Books, Journals, New Media Section Editor: Harriet S. Meyer, MD, Contributing Editor, JAMA; David H. Morse, MS, University of Southern California, Norris Medical Library, Journal Review Editor.

JAMA. 2004;291(20):2491. doi:10.1001/jama.291.20.2491-a

We in the United States have periodic bouts of hysteria regarding imminent disaster due to physician shortage or excess. (The same is true about nursing.) These concerns usually lead to such changes as expanding medical schools and training programs, varying numbers of admissions, encouraging foreign graduates to emigrate here, and even subsidizing foreign medical schools.

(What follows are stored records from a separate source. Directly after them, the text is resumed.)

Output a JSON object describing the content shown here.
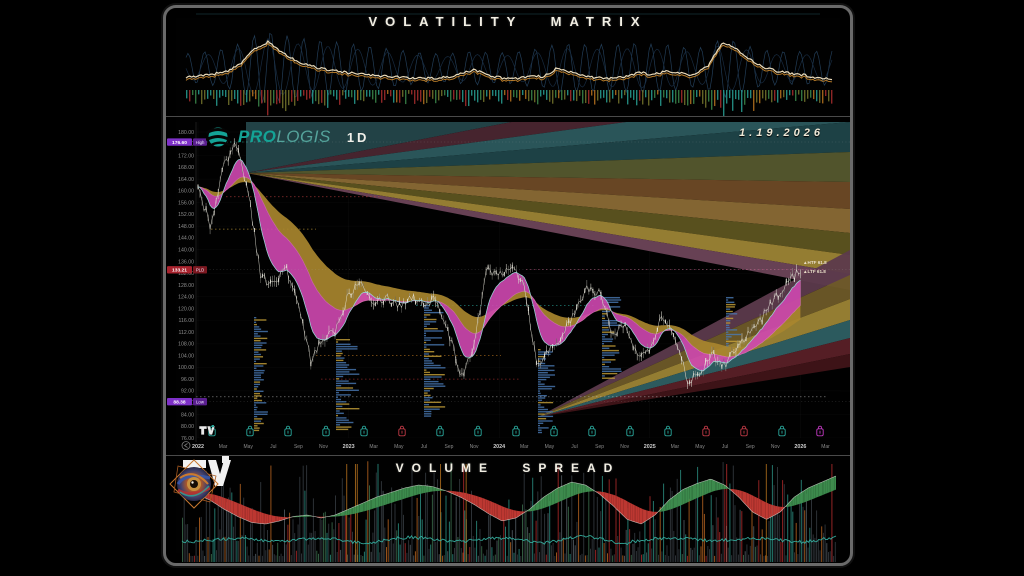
{
  "top_panel": {
    "title": "VOLATILITY MATRIX"
  },
  "bottom_panel": {
    "title": "VOLUME SPREAD"
  },
  "main_chart": {
    "logo_bold": "PRO",
    "logo_light": "LOGIS",
    "timeframe": "1D",
    "date": "1.19.2026",
    "price_tags": {
      "high": {
        "value": "176.60",
        "label": "High",
        "bg": "#7e30c8",
        "label_bg": "#5a1f8f",
        "price": 176.6
      },
      "last": {
        "value": "133.21",
        "label": "PLD",
        "bg": "#a8232e",
        "label_bg": "#7c1820",
        "price": 133.21
      },
      "low": {
        "value": "88.38",
        "label": "Low",
        "bg": "#7e30c8",
        "label_bg": "#5a1f8f",
        "price": 88.38
      }
    },
    "annotations": [
      {
        "text": "▲HTF 61.8",
        "price": 135.6
      },
      {
        "text": "▲LTF 61.8",
        "price": 132.6
      }
    ],
    "y_axis": {
      "max": 180,
      "min": 76,
      "step": 4
    },
    "x_labels": [
      "2022",
      "Mar",
      "May",
      "Jul",
      "Sep",
      "Nov",
      "2023",
      "Mar",
      "May",
      "Jul",
      "Sep",
      "Nov",
      "2024",
      "Mar",
      "May",
      "Jul",
      "Sep",
      "Nov",
      "2025",
      "Mar",
      "May",
      "Jul",
      "Sep",
      "Nov",
      "2026",
      "Mar"
    ],
    "year_label_indices": [
      0,
      6,
      12,
      18,
      24
    ],
    "event_markers": [
      "teal",
      "teal",
      "teal",
      "teal",
      "teal",
      "red",
      "teal",
      "teal",
      "teal",
      "teal",
      "teal",
      "teal",
      "teal",
      "red",
      "red",
      "teal",
      "magenta"
    ],
    "marker_colors": {
      "teal": "#2aa79b",
      "red": "#c03a46",
      "magenta": "#c13ac1"
    }
  },
  "colors": {
    "prologis_teal": "#14a396",
    "title_text": "#f2efe4",
    "axis_text": "#8f8f8f",
    "ribbon_magenta": "#cf48b0",
    "ribbon_mustard": "#a8862e",
    "spread_green": "#3f9150",
    "spread_red": "#c63a34",
    "fan1_top": "#24464a",
    "fan1": [
      "#4a2630",
      "#2c5a5e",
      "#1f4549",
      "#55582e",
      "#6e4a26",
      "#8a6a35",
      "#5d5420",
      "#9c8435",
      "#6d4458"
    ],
    "fan2": [
      "#5c3a4c",
      "#6e5a28",
      "#9c8435",
      "#2e5f63",
      "#5a2027",
      "#401418"
    ]
  },
  "chart_data": [
    {
      "type": "candlestick",
      "name": "Prologis (PLD) price, daily",
      "x_unit": "month",
      "x_start": "2022-01",
      "x_end": "2026-01",
      "monthly_close": [
        161,
        148,
        168,
        176.6,
        160,
        131,
        128,
        134,
        121,
        102,
        110,
        113,
        125,
        130,
        122,
        124,
        121,
        124,
        122,
        123,
        111,
        97,
        108,
        133,
        132,
        135,
        128,
        101,
        106,
        111,
        118,
        127,
        125,
        112,
        114,
        104,
        107,
        118,
        111,
        95,
        99,
        104,
        101,
        108,
        112,
        117,
        124,
        129,
        133.21
      ],
      "high": 176.6,
      "low": 88.38,
      "last": 133.21,
      "ylim": [
        76,
        180
      ],
      "grid": "faint",
      "legend": "none"
    },
    {
      "type": "line",
      "name": "Volatility Matrix",
      "range": [
        0,
        100
      ],
      "values": [
        32,
        34,
        38,
        44,
        60,
        88,
        100,
        80,
        64,
        54,
        48,
        44,
        40,
        37,
        35,
        33,
        32,
        31,
        30,
        32,
        40,
        46,
        36,
        31,
        30,
        35,
        33,
        50,
        42,
        35,
        31,
        30,
        33,
        42,
        37,
        44,
        40,
        36,
        55,
        98,
        88,
        66,
        52,
        44,
        40,
        36,
        31,
        29
      ]
    },
    {
      "type": "area",
      "name": "Volume Spread oscillator",
      "range": [
        -1,
        1
      ],
      "values": [
        0.5,
        0.4,
        0.2,
        -0.1,
        -0.35,
        -0.55,
        -0.6,
        -0.5,
        -0.35,
        -0.3,
        -0.4,
        -0.3,
        -0.1,
        0.1,
        0.3,
        0.45,
        0.6,
        0.7,
        0.65,
        0.5,
        0.3,
        0.05,
        -0.25,
        -0.5,
        -0.4,
        -0.1,
        0.3,
        0.6,
        0.8,
        0.7,
        0.4,
        0,
        -0.45,
        -0.6,
        -0.3,
        0.2,
        0.55,
        0.75,
        0.9,
        0.7,
        0.3,
        -0.2,
        -0.45,
        -0.2,
        0.3,
        0.6,
        0.8,
        1.0
      ]
    }
  ]
}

Whether long-term shortage or surplus ever exists is difficult to know, given that there are no standards against which to measure an "appropriate" supply of physicians or objective population "need" for physician care. The problem may be one of distribution—geographic or specialty—rather than number. We have among the world's highest ratios of physicians per population yet complain of physician shortages and queues for care. A main reason for such uncertainty is that interactions of supply, demand, and price of medical services generate few signals indicating greater or lesser demand (or need) for care to underpin physician expansion or contraction. Insurance insulates most of us from market effects. In addition, there is little relation among physician services, patient outcomes, and payment. Physicians are paid based on process, not outcome; whether the patient gets better or not has essentially no effect. Economic market forces govern purchase of most goods and services based on individual value (benefit-cost trade-off among alternatives). But not medical care—poor consumer knowledge compounds inoperative market forces. Finally, there is a disconnect between responsibility for physician workforce recommendations and paying for consequences of these decisions.